The colour of a child’s faeces can vary depending on several factors which include the diet, age, and overall health. While changes in faecal colour can sometimes indicate an underlying health issue, it is important to consider other symptoms and consult a healthcare professional for an accurate diagnosis. Here are what some faecal colours might suggest:
Brown: This is the most common colour of stool and generally indicates a healthy digestive system. The colour comes from the breakdown of bile produced by the liver.
Green: Green stool can be normal in infants who are exclusively breastfed or formula-fed. It can also be caused by a diet rich in green vegetables or certain medications. However, if accompanied by other symptoms like diarrhea or abdominal pain, it may indicate an infection or digestive problem.
Yellow: Yellowish or mustard-coloured stool is common in breastfed infants. It can be a sign that the child is digesting breast milk properly. However, if the child is not breastfed and has persistent yellow stool, it could indicate a problem with fat absorption or liver function.
Black: Black stool in children can be a cause for concern as it may indicate bleeding in the upper digestive tract. This could be due to various reasons, such as an ulcer, gastrointestinal bleeding, or ingestion of certain medications or substances. It is important to seek medical attention promptly if a child has black stool.

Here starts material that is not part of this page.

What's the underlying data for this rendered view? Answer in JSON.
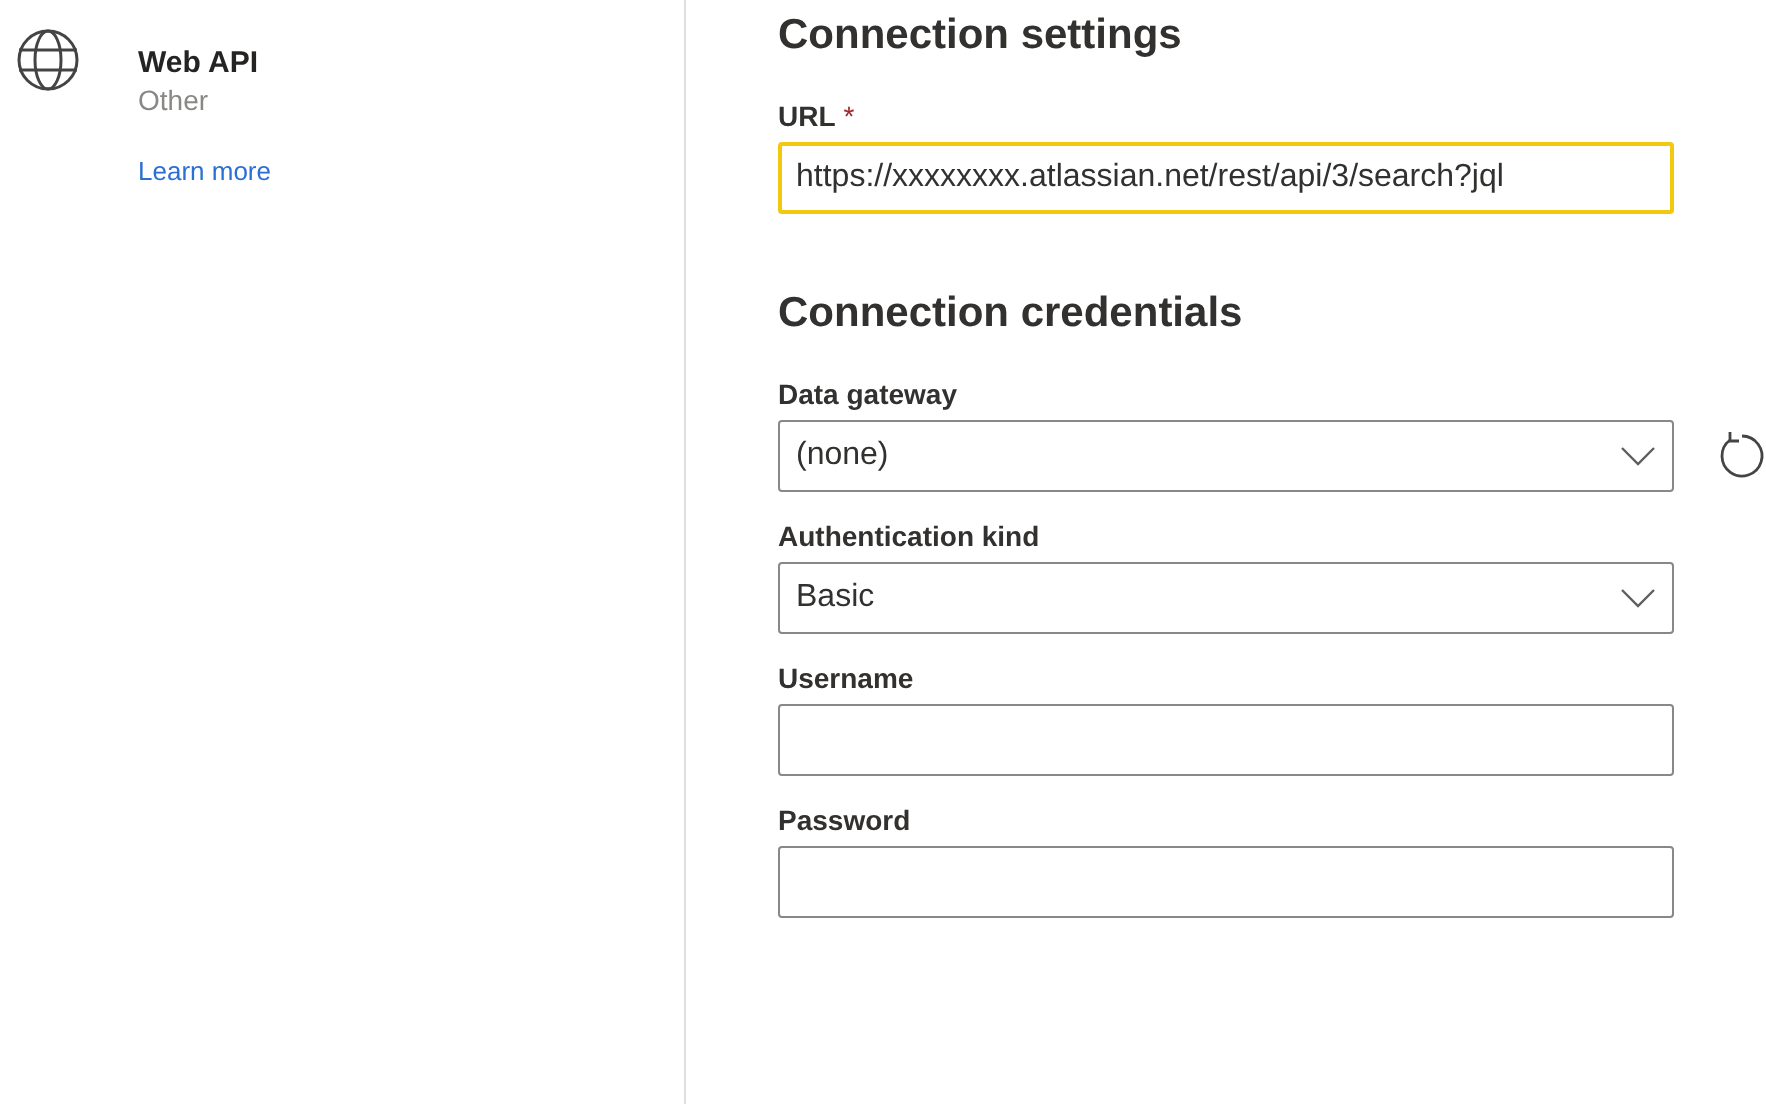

Pale or Clay-coloured: Pale or clay-coloured stool can indicate a lack of bile in the stool. This can be a sign of a liver or gallbladder problem, such as a blocked bile duct. It is advisable to consult a healthcare professional if the child consistently has pale or clay-coloured stool.

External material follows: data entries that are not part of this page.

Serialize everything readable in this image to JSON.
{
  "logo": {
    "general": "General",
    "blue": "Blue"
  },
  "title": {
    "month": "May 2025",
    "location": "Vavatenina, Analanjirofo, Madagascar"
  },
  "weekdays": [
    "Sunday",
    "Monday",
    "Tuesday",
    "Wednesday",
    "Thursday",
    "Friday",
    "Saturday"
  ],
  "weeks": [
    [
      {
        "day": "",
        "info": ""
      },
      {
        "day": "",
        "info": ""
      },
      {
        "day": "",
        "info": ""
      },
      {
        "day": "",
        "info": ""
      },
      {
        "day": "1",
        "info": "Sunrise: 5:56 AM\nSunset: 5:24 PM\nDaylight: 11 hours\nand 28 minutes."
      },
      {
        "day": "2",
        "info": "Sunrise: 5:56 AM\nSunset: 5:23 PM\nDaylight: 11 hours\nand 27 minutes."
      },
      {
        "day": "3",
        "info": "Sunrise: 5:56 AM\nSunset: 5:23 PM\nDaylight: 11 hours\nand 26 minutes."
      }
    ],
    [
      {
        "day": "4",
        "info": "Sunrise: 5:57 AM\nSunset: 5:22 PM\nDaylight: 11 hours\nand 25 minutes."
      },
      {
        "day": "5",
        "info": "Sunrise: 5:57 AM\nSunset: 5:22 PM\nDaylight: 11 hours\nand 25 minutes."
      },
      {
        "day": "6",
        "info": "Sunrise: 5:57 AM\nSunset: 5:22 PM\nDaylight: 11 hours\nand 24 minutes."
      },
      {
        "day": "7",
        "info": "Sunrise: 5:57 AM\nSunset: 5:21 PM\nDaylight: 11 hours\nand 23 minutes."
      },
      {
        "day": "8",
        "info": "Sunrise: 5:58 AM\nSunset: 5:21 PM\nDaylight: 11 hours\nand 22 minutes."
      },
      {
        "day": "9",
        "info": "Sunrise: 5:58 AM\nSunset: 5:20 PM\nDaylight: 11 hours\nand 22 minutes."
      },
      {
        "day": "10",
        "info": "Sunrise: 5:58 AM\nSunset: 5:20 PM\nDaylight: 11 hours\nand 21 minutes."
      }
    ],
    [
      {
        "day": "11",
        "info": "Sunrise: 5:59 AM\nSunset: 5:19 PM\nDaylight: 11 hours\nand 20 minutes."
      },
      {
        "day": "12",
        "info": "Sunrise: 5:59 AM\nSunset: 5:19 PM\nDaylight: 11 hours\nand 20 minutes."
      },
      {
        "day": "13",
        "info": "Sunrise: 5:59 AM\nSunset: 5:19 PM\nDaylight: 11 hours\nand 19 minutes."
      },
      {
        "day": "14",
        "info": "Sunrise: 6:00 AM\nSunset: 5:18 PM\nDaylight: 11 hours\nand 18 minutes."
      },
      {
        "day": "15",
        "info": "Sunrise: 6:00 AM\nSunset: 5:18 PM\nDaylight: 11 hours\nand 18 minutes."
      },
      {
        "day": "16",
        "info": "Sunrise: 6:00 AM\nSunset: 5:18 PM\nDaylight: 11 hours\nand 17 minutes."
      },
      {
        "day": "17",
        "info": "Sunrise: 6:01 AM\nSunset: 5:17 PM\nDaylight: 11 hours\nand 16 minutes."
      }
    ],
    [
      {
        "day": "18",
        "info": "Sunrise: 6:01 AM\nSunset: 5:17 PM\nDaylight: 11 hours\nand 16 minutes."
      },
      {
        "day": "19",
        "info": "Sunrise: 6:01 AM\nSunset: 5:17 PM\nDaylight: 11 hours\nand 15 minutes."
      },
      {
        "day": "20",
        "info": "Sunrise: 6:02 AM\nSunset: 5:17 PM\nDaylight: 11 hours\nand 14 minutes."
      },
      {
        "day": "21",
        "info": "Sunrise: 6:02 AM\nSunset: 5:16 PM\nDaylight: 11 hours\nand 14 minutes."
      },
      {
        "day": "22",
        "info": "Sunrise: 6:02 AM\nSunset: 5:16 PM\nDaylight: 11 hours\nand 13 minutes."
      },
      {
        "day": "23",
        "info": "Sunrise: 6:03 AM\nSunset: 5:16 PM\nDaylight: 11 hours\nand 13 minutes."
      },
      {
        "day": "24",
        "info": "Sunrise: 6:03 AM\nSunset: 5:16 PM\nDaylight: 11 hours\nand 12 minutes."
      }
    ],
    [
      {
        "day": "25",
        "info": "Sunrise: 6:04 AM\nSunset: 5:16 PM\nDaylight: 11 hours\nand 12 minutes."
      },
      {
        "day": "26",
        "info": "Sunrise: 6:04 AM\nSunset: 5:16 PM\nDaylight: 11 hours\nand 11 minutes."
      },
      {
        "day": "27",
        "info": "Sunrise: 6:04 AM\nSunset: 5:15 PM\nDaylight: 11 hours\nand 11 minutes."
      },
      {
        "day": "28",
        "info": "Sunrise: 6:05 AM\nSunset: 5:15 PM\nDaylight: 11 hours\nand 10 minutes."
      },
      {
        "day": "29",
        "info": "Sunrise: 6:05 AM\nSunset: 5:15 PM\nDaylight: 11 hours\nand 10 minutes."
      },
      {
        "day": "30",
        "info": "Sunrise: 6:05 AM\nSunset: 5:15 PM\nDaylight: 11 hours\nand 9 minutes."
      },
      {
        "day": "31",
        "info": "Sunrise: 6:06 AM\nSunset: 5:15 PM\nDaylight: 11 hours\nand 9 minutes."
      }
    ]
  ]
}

Red: Red-coloured stool can be alarming, as it may indicate bleeding in the lower digestive tract. This can be caused by conditions like haemorrhoids, anal fissures, or intestinal infections. However, certain foods, such as beets or food dyes, can also temporarily make the stool red. If there is no obvious explanation for red stool, it is important to seek medical advice.
Note that this information is not a substitute for professional medical advice. If you have concerns about your child’s faecal colour or any other symptoms, it is best to consult a healthcare professional for an accurate evaluation and appropriate guidance.